A Mazda Super Bowl ad showcasing the connected capabilities of its new cars became the poster child for distracted driving during a day-long summit held by the Senate commerce committee.
The ad showed a a fleeting glimpse of a driver updating his Facebook page from the center console as he was driving down the road.
That set off alarm bells among committee staffers worried that cars, device and software manufacturers are headed in a direction that could lead to distracted drivers and more accidents.
"Technology may be part of our daily habits, but using these devices while driving is becoming a fatal vice that threatens to undo the remarkable progress we have made to improve highway safety," wrote Sen. Jay Rockefeller (D-W.Va.), chairman of the commerce committee, in Roll Call. "I see no reason drivers should be able to update their social-media profiles or compare restaurant and hotel reviews while behind the wheel," he added.

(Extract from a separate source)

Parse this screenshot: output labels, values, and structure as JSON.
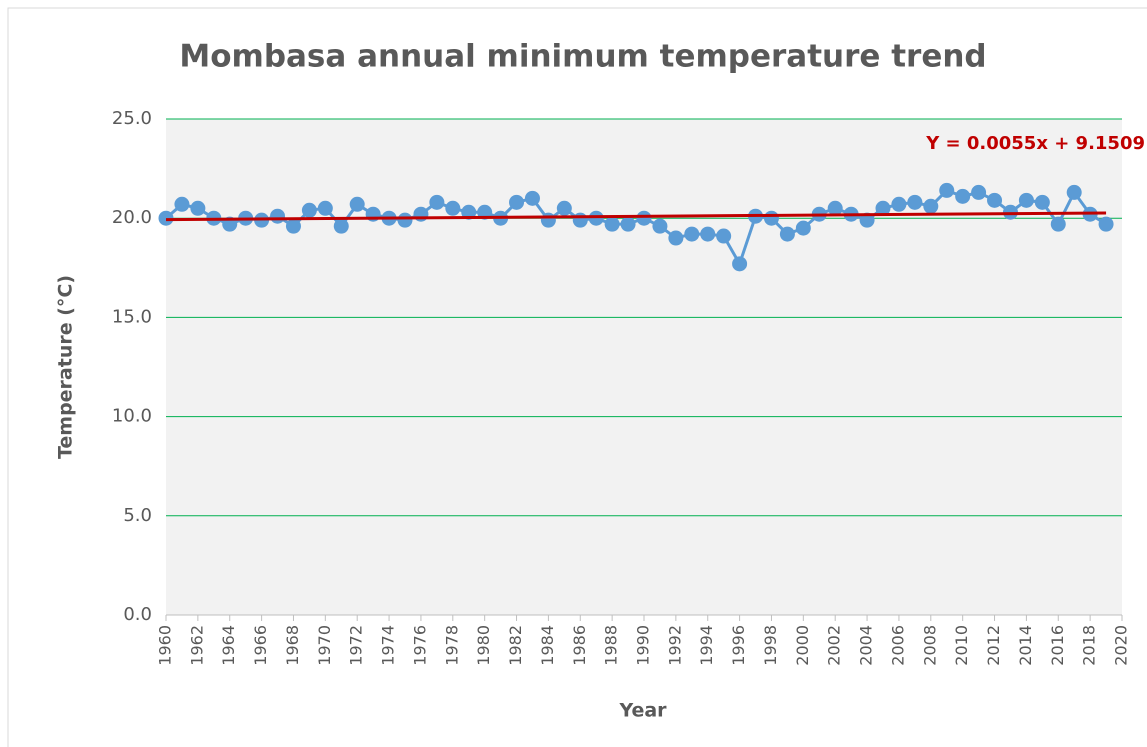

The challenge for the auto industry is that people people want to stay connected in the car. The auto industry is seeking to make smartphone use hands-free and eyes-free.
"The customer won't be happy if your car shuts down your phone. What we have to do is convince the customer to put the phone down by providing integrated hands-free features," said Wayne Powell, vp of electronic systems for Toyota Motor engineering and manufacturing.
A lot of the dialogue addressed what could be done to the phone that would put it in a "drive mode" and who should have control over that function: The driver? The car manufacturer? The network? That will be part of a continuing tug-of-war between handset companies and auto companies.
Based on what they hear during the summit, Rockefeller and other lawmakers may seek to limit certain connected functions in the car, unless all the industries involved in developing the connected car, mobile-device makers, software developers, automakers and wireless carriers collaborate to make sure the connected car is safe.
"It is my hope and expectation that the summit will spur industries to proactively seek technological solutions that can be widely adopted, readily available, and highlight to the public the life-or-death matter of staying focused behind the wheel," Rockefeller said.